Si tout le monde consommait comme la Colombie, il n’y aurait plus de ressources pour le reste de 2020

d'un réservoir d'eau le 25 février 2020, à la ferme Montecarlo, près du parc naturel national de Chingaza dans la municipalité de Guasca (Colombie).  EFE / Camilo García / Archives d’un réservoir d’eau le 25 février 2020, à la ferme Montecarlo, près du parc naturel national de Chingaza dans la municipalité de Guasca (Colombie). EFE / Camilo García / Archives

Le rapport annuel de la plateforme Earth Overshoot Day a rapporté ce samedi que, A partir de ce 17 octobre, la Colombie entre dans une situation de “découvert environnemental”. Ce que cela signifie, ou plutôt avertir, c’est que Si le monde consommait comme le fait la Colombie, ce jour-là, les ressources de la planète entière auraient déjà été épuisées.

«À partir de ce 17 octobre, nous avons commencé à occuper une ligne de crédit qui, en réalité, implique que notre mode de consommation nécessite et dépense plus de ressources que nous ne sommes capables de régénérer», Explique Silvia Gómez, directrice de Greenpeace Colombie.

Situation qui s’aggrave au fil des ans, car selon Greenpeace, En 2019, la journée du «découvert environnemental» en Colombie était le 18 octobre, ce qui signifie que nous avons empiré un jourAu lieu d’apprendre à gérer nos ressources pour les préserver, nous nous rapprochons de plus en plus de leur épuisement permanent.

L’ONG a également averti que La Colombie ne génère aucune capacité d’économies environnementales et les modes de consommation actuels ont un impact écologique élevé. Selon le directeur de Greenpeace, «la nouvelle normalité ne peut être synonyme d’une économie qui dévaste les écosystèmes et qui n’a pas les besoins des gens comme axe central. Nous sommes à un moment clé et historique pour faire un saut qui signifie protéger la nature et notre santé ».

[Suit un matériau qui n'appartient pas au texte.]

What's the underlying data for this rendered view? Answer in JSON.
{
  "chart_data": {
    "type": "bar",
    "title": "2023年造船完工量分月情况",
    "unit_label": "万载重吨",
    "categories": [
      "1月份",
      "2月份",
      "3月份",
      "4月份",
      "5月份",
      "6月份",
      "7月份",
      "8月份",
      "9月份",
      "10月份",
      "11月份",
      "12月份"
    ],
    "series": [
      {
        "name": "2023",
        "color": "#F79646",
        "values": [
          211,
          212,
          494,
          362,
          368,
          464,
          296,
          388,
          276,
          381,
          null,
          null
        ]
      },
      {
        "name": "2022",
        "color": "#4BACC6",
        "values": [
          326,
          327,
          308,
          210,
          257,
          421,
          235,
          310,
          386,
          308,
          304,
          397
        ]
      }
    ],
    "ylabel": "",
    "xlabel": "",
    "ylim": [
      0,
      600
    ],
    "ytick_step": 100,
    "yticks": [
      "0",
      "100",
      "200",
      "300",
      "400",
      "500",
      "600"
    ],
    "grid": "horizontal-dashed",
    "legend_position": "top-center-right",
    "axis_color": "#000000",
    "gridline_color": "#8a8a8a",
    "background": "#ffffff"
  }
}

Jours de "découvert environnemental" Dans le monde entier.  Photo pour le jour du dépassement de la Terre Journées de «découvert environnemental» à travers le monde. Photo pour le jour du dépassement de la Terre

Comme la Colombie, El Salvador atteint également le «découvert environnemental» ce 17 octobre. De leur côté, les États-Unis et le Canada ont des perspectives beaucoup plus inquiétantes, car ils auraient épuisé leurs ressources en mars de cette année.

Le Qatar partage le sombre tableau avec les États-Unis et le Canada, car il s’est conformé au «découvert environnemental» du 11 février. Tandis que L’Indonésie a réussi à retarder la dépense de ses ressources jusqu’au 18 décembre.

Ces dates sont établies avec les calculs des comptes nationaux d’empreinte et de biocapacité du Global Footprint Network, qui sont mis à jour annuellement. D’après ces témoignages, L’humanité a épuisé toutes les ressources que la Terre est capable de régénérer en un an le 22 août, c’est trois semaines plus tard qu’en 2019, en raison de la paralysie industrielle qui a provoqué la pandémie de coronavirus.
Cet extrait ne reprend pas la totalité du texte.